Spent a while looking into this today. The basic summary:

- Once again, our usage data has become so huge that even our gigantic 70-gigs-of-RAM DB server (or whatever it's got now) can't actually process the weekly summaries. The queries just explode and timeout. :(

- The alternative system for processing all this data outside the DB is mostly working fine now (yay for Bdragon!). He's got summary data for all the missing weeks. We're going to import that data sometime in the next day or two.
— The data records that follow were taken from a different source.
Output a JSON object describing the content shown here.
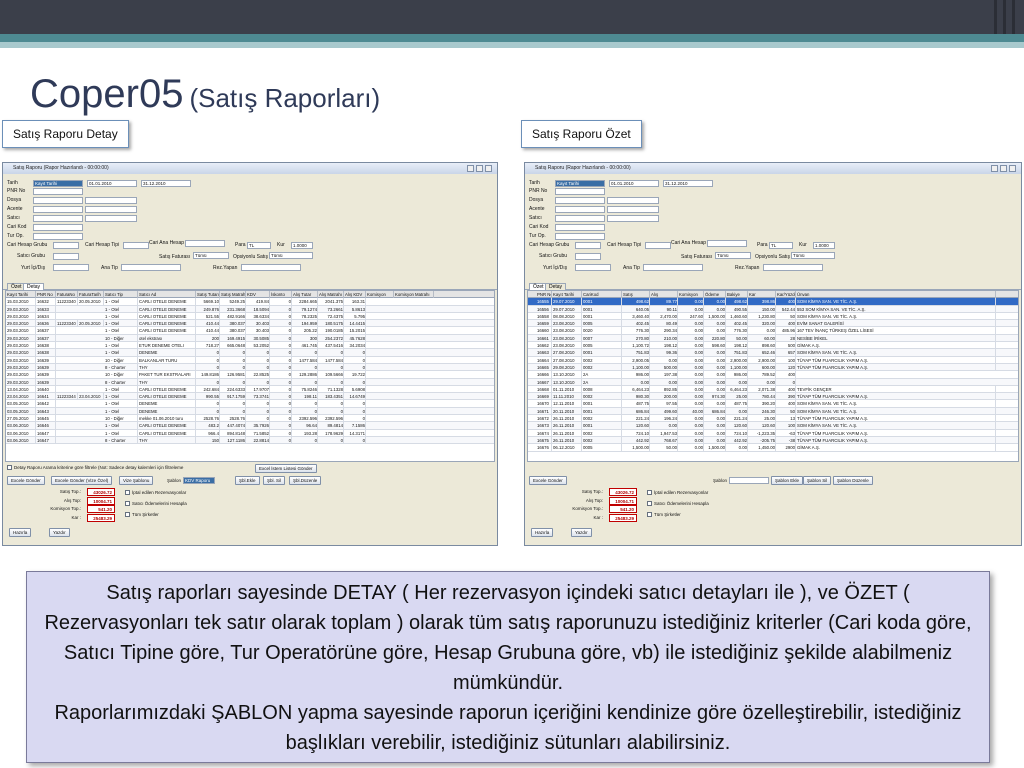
{
  "slide": {
    "title": "Coper05",
    "subtitle": "(Satış Raporları)",
    "tag_left": "Satış Raporu Detay",
    "tag_right": "Satış Raporu Özet"
  },
  "colors": {
    "header_dark": "#3b3f4a",
    "header_teal": "#4e8a92",
    "title": "#2f3a58",
    "desc_bg": "#d9d9f2",
    "grid_select": "#316ac5"
  },
  "window": {
    "title": "Satış Raporu (Rapor Hazırlandı - 00:00:00)",
    "labels": {
      "tarih": "Tarih",
      "pnr": "PNR No",
      "dosya": "Dosya",
      "acente": "Acente",
      "satici": "Satıcı",
      "cari_kod": "Cari Kod",
      "tur_op": "Tur Op.",
      "cari_hesap_grubu": "Cari Hesap Grubu",
      "cari_hesap_tipi": "Cari Hesap Tipi",
      "cari_ana_hesap": "Cari Ana Hesap",
      "para": "Para",
      "kur": "Kur",
      "satici_grubu": "Satıcı Grubu",
      "satis_faturasi": "Satış Faturası",
      "opsiyonlu_satis": "Opsiyonlu Satış",
      "yurt_ici_dis": "Yurt İçi/Dış",
      "ana_tip": "Ana Tip",
      "rez_yapan": "Rez.Yapan"
    },
    "values": {
      "tarih_tipi": "Kayıt Tarihi",
      "date_from": "01.01.2010",
      "date_to": "31.12.2010",
      "para": "TL",
      "kur": "1.0000",
      "satis_faturasi": "Tümü",
      "opsiyonlu_satis": "Tümü"
    },
    "tabs": {
      "ozet": "Özet",
      "detay": "Detay"
    }
  },
  "detail": {
    "headers": [
      "Kayıt Tarihi",
      "PNR No",
      "FaturaNo",
      "FaturaTarih",
      "Satıcı Tip",
      "Satıcı Ad",
      "Satış Tutarı",
      "Satış Matrahı",
      "KDV",
      "İskonto",
      "Alış Tutar",
      "Alış Matrahı",
      "Alış KDV",
      "Komisyon",
      "Komisyon Matrahı"
    ],
    "rows": [
      [
        "15.03.2010",
        "16632",
        "11223340",
        "20.05.2010",
        "1 - Otel",
        "CARLI OTELE DENEME",
        "5669.10",
        "5249.25",
        "419.84",
        "0",
        "2284.665",
        "2041.375",
        "163.31",
        "",
        ""
      ],
      [
        "29.03.2010",
        "16633",
        "",
        "",
        "1 - Otel",
        "CARLI OTELE DENEME",
        "249.876",
        "231.3668",
        "18.5094",
        "0",
        "79.1274",
        "73.2661",
        "5.8613",
        "",
        ""
      ],
      [
        "29.03.2010",
        "16634",
        "",
        "",
        "1 - Otel",
        "CARLI OTELE DENEME",
        "521.55",
        "482.9166",
        "38.6334",
        "0",
        "78.2325",
        "72.4375",
        "5.795",
        "",
        ""
      ],
      [
        "29.03.2010",
        "16636",
        "11223340",
        "20.05.2010",
        "1 - Otel",
        "CARLI OTELE DENEME",
        "410.44",
        "380.037",
        "30.403",
        "0",
        "194.959",
        "180.5175",
        "14.4415",
        "",
        ""
      ],
      [
        "29.03.2010",
        "16637",
        "",
        "",
        "1 - Otel",
        "CARLI OTELE DENEME",
        "410.44",
        "380.037",
        "30.403",
        "0",
        "205.22",
        "190.0185",
        "15.2015",
        "",
        ""
      ],
      [
        "29.03.2010",
        "16637",
        "",
        "",
        "10 - Diğer",
        "otel ekstrası",
        "200",
        "169.4915",
        "30.5085",
        "0",
        "300",
        "254.2372",
        "45.7628",
        "",
        ""
      ],
      [
        "29.03.2010",
        "16638",
        "",
        "",
        "1 - Otel",
        "ETUR DENEME OTELI",
        "718.27",
        "665.0648",
        "53.2052",
        "0",
        "461.745",
        "437.5416",
        "34.2034",
        "",
        ""
      ],
      [
        "29.03.2010",
        "16638",
        "",
        "",
        "1 - Otel",
        "DENEME",
        "0",
        "0",
        "0",
        "0",
        "0",
        "0",
        "0",
        "",
        ""
      ],
      [
        "29.03.2010",
        "16639",
        "",
        "",
        "10 - Diğer",
        "BALKANLAR TURU",
        "0",
        "0",
        "0",
        "0",
        "1477.584",
        "1477.584",
        "0",
        "",
        ""
      ],
      [
        "29.03.2010",
        "16639",
        "",
        "",
        "8 - Charter",
        "THY",
        "0",
        "0",
        "0",
        "0",
        "0",
        "0",
        "0",
        "",
        ""
      ],
      [
        "29.03.2010",
        "16639",
        "",
        "",
        "10 - Diğer",
        "PAKET TUR EKSTRALARI",
        "149.8186",
        "126.9581",
        "22.8525",
        "0",
        "129.2886",
        "109.5666",
        "19.722",
        "",
        ""
      ],
      [
        "29.03.2010",
        "16639",
        "",
        "",
        "8 - Charter",
        "THY",
        "0",
        "0",
        "0",
        "0",
        "0",
        "0",
        "0",
        "",
        ""
      ],
      [
        "13.04.2010",
        "16640",
        "",
        "",
        "1 - Otel",
        "CARLI OTELE DENEME",
        "242.684",
        "224.6333",
        "17.9707",
        "0",
        "75.8246",
        "71.1328",
        "5.6908",
        "",
        ""
      ],
      [
        "23.04.2010",
        "16641",
        "11223344",
        "23.04.2010",
        "1 - Otel",
        "CARLI OTELE DENEME",
        "990.55",
        "917.1759",
        "73.3741",
        "0",
        "198.11",
        "183.4351",
        "14.6749",
        "",
        ""
      ],
      [
        "03.05.2010",
        "16642",
        "",
        "",
        "1 - Otel",
        "DENEME",
        "0",
        "0",
        "0",
        "0",
        "0",
        "0",
        "0",
        "",
        ""
      ],
      [
        "03.05.2010",
        "16643",
        "",
        "",
        "1 - Otel",
        "DENEME",
        "0",
        "0",
        "0",
        "0",
        "0",
        "0",
        "0",
        "",
        ""
      ],
      [
        "27.05.2010",
        "16645",
        "",
        "",
        "10 - Diğer",
        "mekke 01.06.2010 turu",
        "2528.76",
        "2528.76",
        "0",
        "0",
        "2392.596",
        "2392.596",
        "0",
        "",
        ""
      ],
      [
        "03.06.2010",
        "16646",
        "",
        "",
        "1 - Otel",
        "CARLI OTELE DENEME",
        "483.2",
        "447.4074",
        "35.7926",
        "0",
        "96.64",
        "89.4814",
        "7.1586",
        "",
        ""
      ],
      [
        "03.06.2010",
        "16647",
        "",
        "",
        "1 - Otel",
        "CARLI OTELE DENEME",
        "966.4",
        "894.8148",
        "71.5852",
        "0",
        "193.28",
        "178.9629",
        "14.3171",
        "",
        ""
      ],
      [
        "03.06.2010",
        "16647",
        "",
        "",
        "8 - Charter",
        "THY",
        "150",
        "127.1186",
        "22.8814",
        "0",
        "0",
        "0",
        "0",
        "",
        ""
      ]
    ]
  },
  "summary": {
    "headers": [
      "PNR No",
      "Kayıt Tarihi",
      "CariKod",
      "Satış",
      "Alış",
      "Komisyon",
      "Ödeme",
      "Bakiye",
      "Kar",
      "Kar/Yüzde",
      "Ünvan"
    ],
    "rows": [
      [
        "16555",
        "29.07.2010",
        "0001",
        "498.62",
        "89.77",
        "0.00",
        "0.00",
        "498.62",
        "398.86",
        "400",
        "SOM KİMYA SAN. VE TİC. A.Ş."
      ],
      [
        "16556",
        "29.07.2010",
        "0001",
        "640.05",
        "90.11",
        "0.00",
        "0.00",
        "490.55",
        "150.00",
        "542.44",
        "553 SOM KİMYA SAN. VE TİC. A.Ş."
      ],
      [
        "16558",
        "08.08.2010",
        "0001",
        "3,460.40",
        "2,470.00",
        "247.60",
        "1,500.00",
        "1,460.60",
        "1,230.80",
        "50",
        "SOM KİMYA SAN. VE TİC. A.Ş."
      ],
      [
        "16659",
        "23.08.2010",
        "0005",
        "402.45",
        "80.49",
        "0.00",
        "0.00",
        "402.45",
        "320.00",
        "400",
        "EVİM SANAT GALERİSİ"
      ],
      [
        "16660",
        "23.08.2010",
        "0020",
        "776.30",
        "290.34",
        "0.00",
        "0.00",
        "776.30",
        "0.00",
        "485.96",
        "167 TEV İNANÇ TÜRKEŞ ÖZEL LİSESİ"
      ],
      [
        "16661",
        "23.08.2010",
        "0007",
        "270.80",
        "210.00",
        "0.00",
        "220.80",
        "50.00",
        "60.00",
        "28",
        "NESİBE İRİKEL"
      ],
      [
        "16662",
        "23.08.2010",
        "0005",
        "1,100.72",
        "198.12",
        "0.00",
        "598.60",
        "198.12",
        "898.60",
        "500",
        "GİMAK A.Ş."
      ],
      [
        "16663",
        "27.08.2010",
        "0001",
        "751.83",
        "99.36",
        "0.00",
        "0.00",
        "751.83",
        "652.46",
        "657",
        "SOM KİMYA SAN. VE TİC. A.Ş."
      ],
      [
        "16664",
        "27.08.2010",
        "0002",
        "2,900.05",
        "0.00",
        "0.00",
        "0.00",
        "2,900.00",
        "2,900.00",
        "100",
        "TÜYAP TÜM FUARCILIK YAPIM A.Ş."
      ],
      [
        "16665",
        "29.08.2010",
        "0002",
        "1,100.00",
        "500.00",
        "0.00",
        "0.00",
        "1,100.00",
        "600.00",
        "120",
        "TÜYAP TÜM FUARCILIK YAPIM A.Ş."
      ],
      [
        "16666",
        "13.10.2010",
        "2A",
        "986.00",
        "197.38",
        "0.00",
        "0.00",
        "986.00",
        "789.52",
        "400",
        ""
      ],
      [
        "16667",
        "13.10.2010",
        "2A",
        "0.00",
        "0.00",
        "0.00",
        "0.00",
        "0.00",
        "0.00",
        "0",
        ""
      ],
      [
        "16668",
        "01.11.2010",
        "0008",
        "6,464.23",
        "892.85",
        "0.00",
        "0.00",
        "6,464.23",
        "2,071.38",
        "400",
        "TEVFİK GENÇER"
      ],
      [
        "16669",
        "11.11.2010",
        "0002",
        "980.30",
        "200.00",
        "0.00",
        "974.30",
        "25.00",
        "780.44",
        "390",
        "TÜYAP TÜM FUARCILIK YAPIM A.Ş."
      ],
      [
        "16670",
        "12.11.2010",
        "0001",
        "487.75",
        "97.55",
        "0.00",
        "0.00",
        "487.75",
        "390.20",
        "400",
        "SOM KİMYA SAN. VE TİC. A.Ş."
      ],
      [
        "16671",
        "20.11.2010",
        "0001",
        "686.84",
        "499.60",
        "40.00",
        "686.84",
        "0.00",
        "246.30",
        "50",
        "SOM KİMYA SAN. VE TİC. A.Ş."
      ],
      [
        "16672",
        "26.11.2010",
        "0002",
        "221.24",
        "196.24",
        "0.00",
        "0.00",
        "221.24",
        "25.00",
        "13",
        "TÜYAP TÜM FUARCILIK YAPIM A.Ş."
      ],
      [
        "16673",
        "26.11.2010",
        "0001",
        "120.60",
        "0.00",
        "0.00",
        "0.00",
        "120.60",
        "120.60",
        "100",
        "SOM KİMYA SAN. VE TİC. A.Ş."
      ],
      [
        "16674",
        "26.11.2010",
        "0002",
        "724.10",
        "1,947.53",
        "0.00",
        "0.00",
        "724.10",
        "-1,223.35",
        "-63",
        "TÜYAP TÜM FUARCILIK YAPIM A.Ş."
      ],
      [
        "16675",
        "26.11.2010",
        "0002",
        "442.92",
        "768.67",
        "0.00",
        "0.00",
        "442.92",
        "-205.75",
        "-38",
        "TÜYAP TÜM FUARCILIK YAPIM A.Ş."
      ],
      [
        "16676",
        "06.12.2010",
        "0005",
        "1,500.00",
        "50.00",
        "0.00",
        "1,500.00",
        "0.00",
        "1,450.00",
        "2900",
        "GİMAK A.Ş."
      ]
    ]
  },
  "footer": {
    "filter_note": "Detay Raporu Arama kriterine göre filtrele (Not: Sadece detay kalemleri için filtreleme",
    "btn_excel_columns": "Excel İstem Listesi Gönder",
    "btn_excel": "Excele Gönder",
    "btn_excel_vize": "Excele Gönder (Vize Özel)",
    "btn_vize_sablon": "Vize Şablonu",
    "sablon_label": "Şablon",
    "sablon_value": "KDV Raporu",
    "btn_sablon_ekle": "Şbl.Ekle",
    "btn_sablon_sil": "Şbl. Sil",
    "btn_sablon_duzenle": "Şbl.Düzenle",
    "btn_sablon_ekle_long": "Şablon Ekle",
    "btn_sablon_sil_long": "Şablon Sil",
    "btn_sablon_duzenle_long": "Şablon Düzenle",
    "satis_top_label": "Satış Top.:",
    "alis_top_label": "Alış Top:",
    "komisyon_top_label": "Komisyon Top.:",
    "kar_label": "Kar :",
    "satis_top": "43026.72",
    "alis_top": "10004.71",
    "komisyon_top": "541.20",
    "kar": "25483.29",
    "chk_iptal": "İptal edilen Rezervasyonlar",
    "chk_satici_odeme": "Satıcı Ödemelerini Hesapla",
    "chk_tum_sirketler": "Tüm Şirketler",
    "btn_hazirla": "Hazırla",
    "btn_yazdir": "Yazdır"
  },
  "description": {
    "line1": "Satış raporları sayesinde DETAY ( Her rezervasyon içindeki satıcı detayları ile ), ve ÖZET ( Rezervasyonları tek satır olarak toplam ) olarak tüm satış raporunuzu istediğiniz kriterler (Cari koda göre, Satıcı Tipine göre, Tur Operatörüne göre, Hesap Grubuna göre, vb) ile istediğiniz şekilde alabilmeniz mümkündür.",
    "line2": "Raporlarımızdaki ŞABLON yapma sayesinde raporun içeriğini kendinize göre özelleştirebilir, istediğiniz başlıkları verebilir, istediğiniz sütunları alabilirsiniz."
  }
}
- We're basically ready to turn off the old system for handling this, whereby each request for release history XML files is logged to the d.o DB. In the near future, all those requests are going to be served by our varnish cache nodes, and logged in the varnish access logs. Bdragon's script knows how to parse these logs to generate the summary usage data, instead of doing it all in the DB. We'll roll out the new system over the next few days, too. That should significantly reduce the load on the main d.o DB, and hopefully make the usage stats much less fragile in the future.

- The OSL folks have configured things to preserve the varnish access logs for up to 30 days.
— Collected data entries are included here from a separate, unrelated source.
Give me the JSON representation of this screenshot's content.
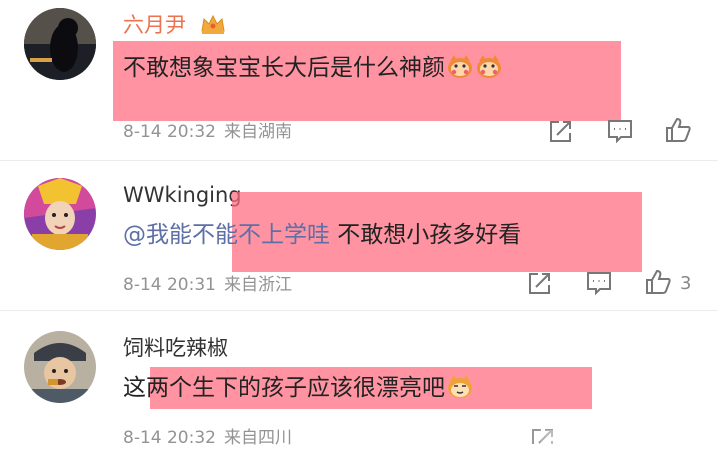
{
  "comments": [
    {
      "user": "六月尹",
      "text": "不敢想象宝宝长大后是什么神颜",
      "emojis": [
        "doge-flower-emoji",
        "doge-flower-emoji"
      ],
      "time": "8-14 20:32",
      "location": "来自湖南",
      "likes": ""
    },
    {
      "user": "WWkinging",
      "mention": "@我能不能不上学哇",
      "text": " 不敢想小孩多好看",
      "time": "8-14 20:31",
      "location": "来自浙江",
      "likes": "3"
    },
    {
      "user": "饲料吃辣椒",
      "text": "这两个生下的孩子应该很漂亮吧",
      "emojis": [
        "doge-emoji"
      ],
      "time": "8-14 20:32",
      "location": "来自四川",
      "likes": ""
    }
  ],
  "colors": {
    "vip_name": "#eb7350",
    "mention": "#5d6fa6",
    "meta": "#939393",
    "highlight": "rgba(255,105,125,0.72)"
  },
  "icons": [
    "crown-badge-icon",
    "repost-icon",
    "comment-icon",
    "like-icon"
  ]
}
- We've already turned off the calls in the script that serves the release history files to bootstrap drupal and record the usage in the DB. We're seeing those requests in the varnish logs, and Bdragon's script is successfully parsing them. Logging this data to the DB is now pointless, since we can't actually process it anymore. So, that should hopefully reduce the load on the DB server quite a bit already. Soon we'll be able to prevent these requests from even hitting Apache at all by letting varnish handle them completely. Just requires a bit of header re-writing to get it right. We *need* to ensure that update.module requests for files on updates.drupal.org at least hit varnish so we can log them, otherwise, we break the usage stats. But, Bdragon and DamZ now understand this, so I have full confidence they'll get this right as they move forward.
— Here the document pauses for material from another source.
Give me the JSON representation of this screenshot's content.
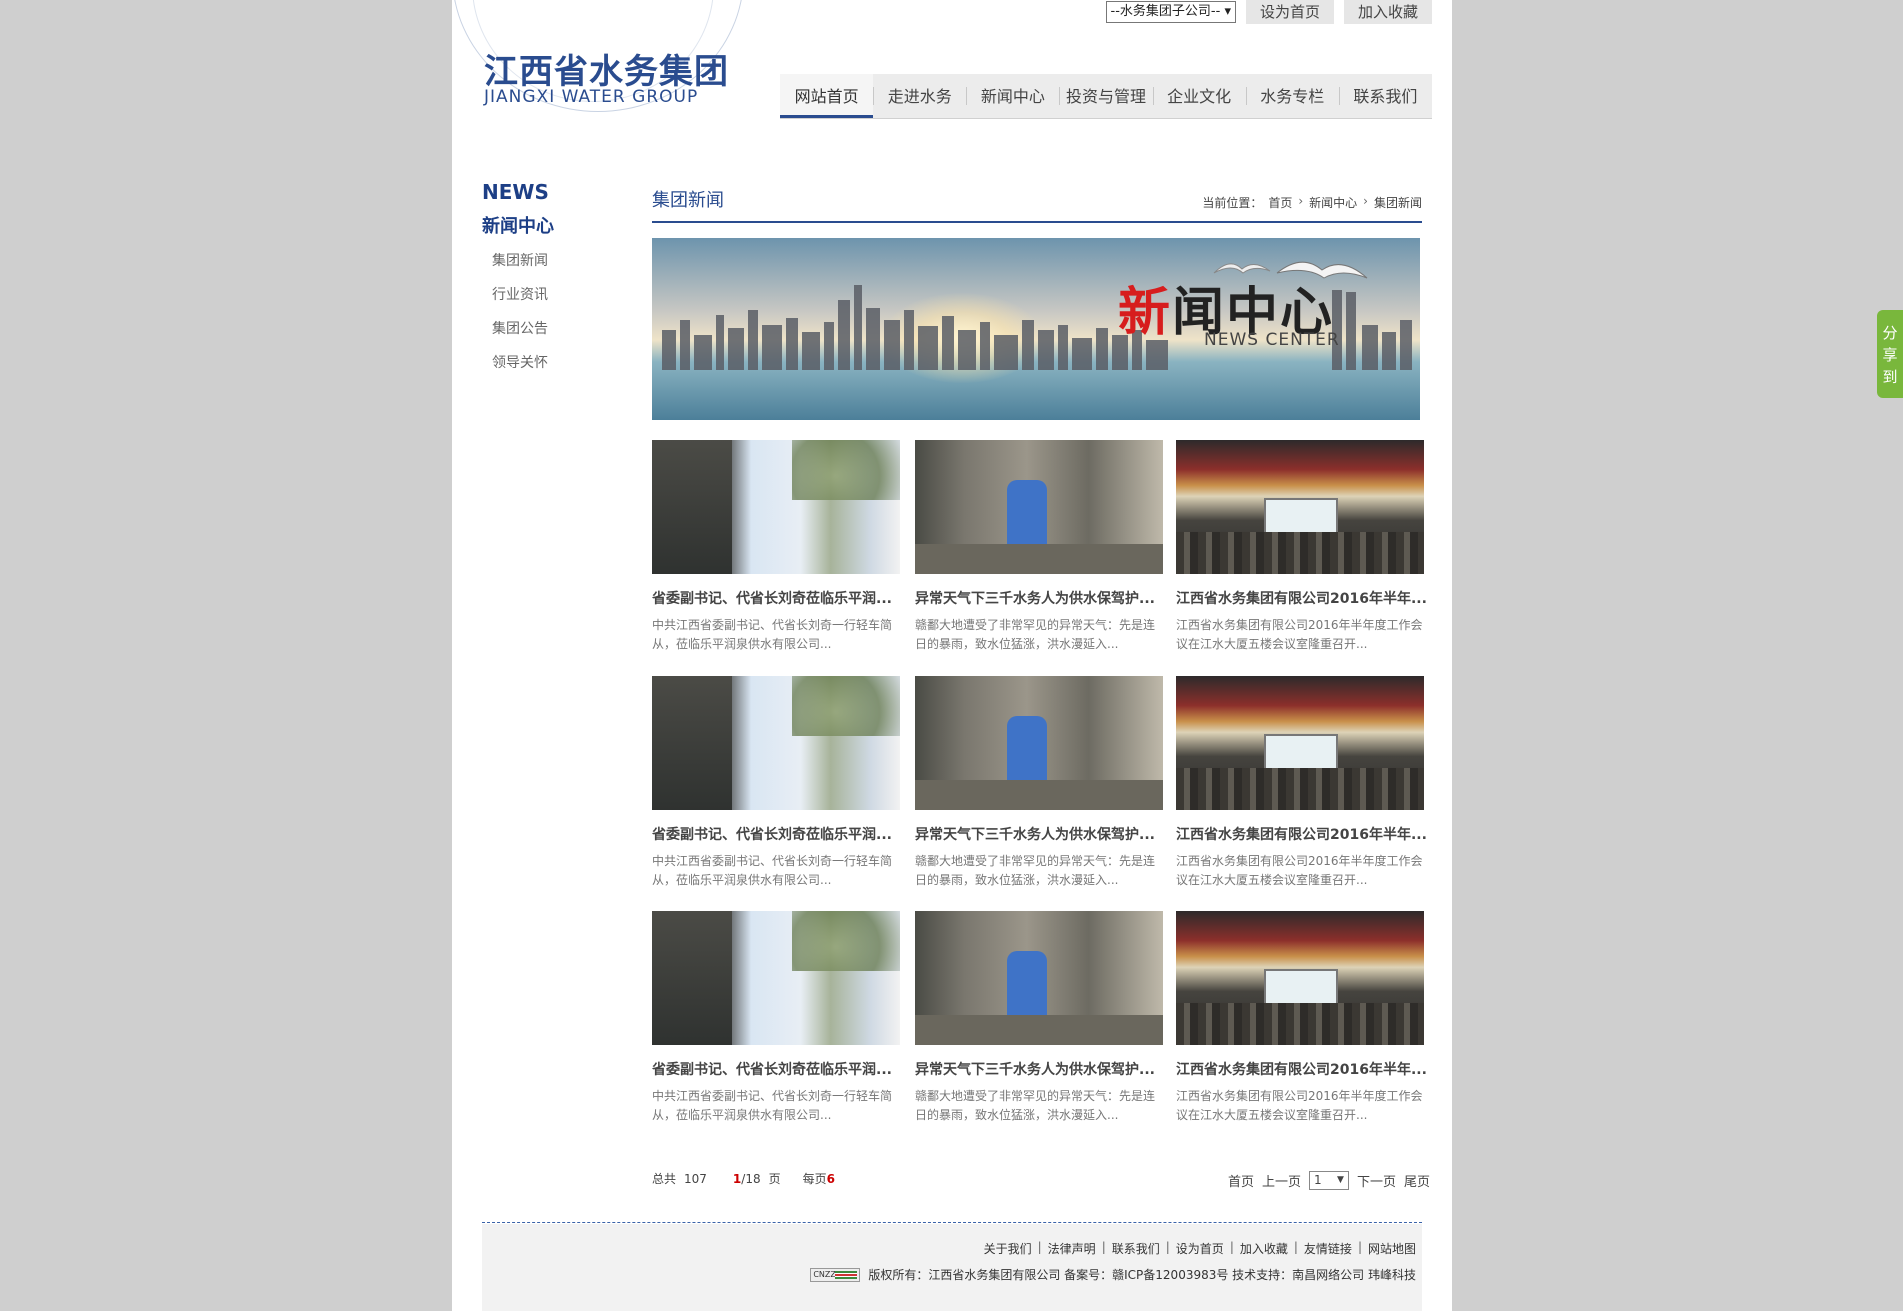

We're just hashing out some of the details in #drupal-infrastructure IRC right now, but things are totally on track. I have full confidence in our new usage stat czars. ;)

Yay for progress!

michelle’s picture

Awesome! Thanks for the hard work. It's appreciated. :)

Michelle

markus_petrux’s picture

Ditto. Thanks a lot! :)

dww’s picture

Status: Active » Fixed

The actual bug reported here is now fixed:

http://drupal.org/project/usage

If we need to coordinate anything regarding the roll-out of the new system I described in #18 we should just open new issues for those things, and not keep piling on here.

Cheers,
-Derek

pasqualle’s picture

thanks Derek and everyone involved

seutje’s picture

awesome, guess there's too much using going on ;)

Andrew Schulman’s picture

All working now. Please pass the thanks on to the usage stats team.

anrikun’s picture

Title: Project stats (usage statistics) last reported for week of October 18 » Usage statistics broken again (November 29)
Status: Fixed » Active

Broken again :(

mrfelton’s picture

Not only are the Drupal statistics broken again, but I noticed yesterday that they were not actually properly fixed in the first place. Well, the D5 stats weren't anyway. From Nov 8 onwards, all my modules show 0 users for 5.x-all-versions, which I know to not be true.

pasqualle’s picture

Priority: Critical » Normal

@mrfelton: the summary for 5.x seems good, only the usage per release is incorrect..

markus_petrux’s picture

It seems like usage stats per release were not collected, and the summaries still try to render a line about them, but all columns are 0. Rows per release for the new week are not even rendered, so it seems there's no data about them.

dww’s picture

Title: Usage statistics broken again (November 29) » Usage statistics last reported for week of October 18
Status: Active » Closed (fixed)

The new problem is being discussed at #643754-4: New usage statistics system sometimes fails to update per-release data. Closing this and locking comments. I'd rather not keep reopening old issues everytime something goes wrong. Thanks.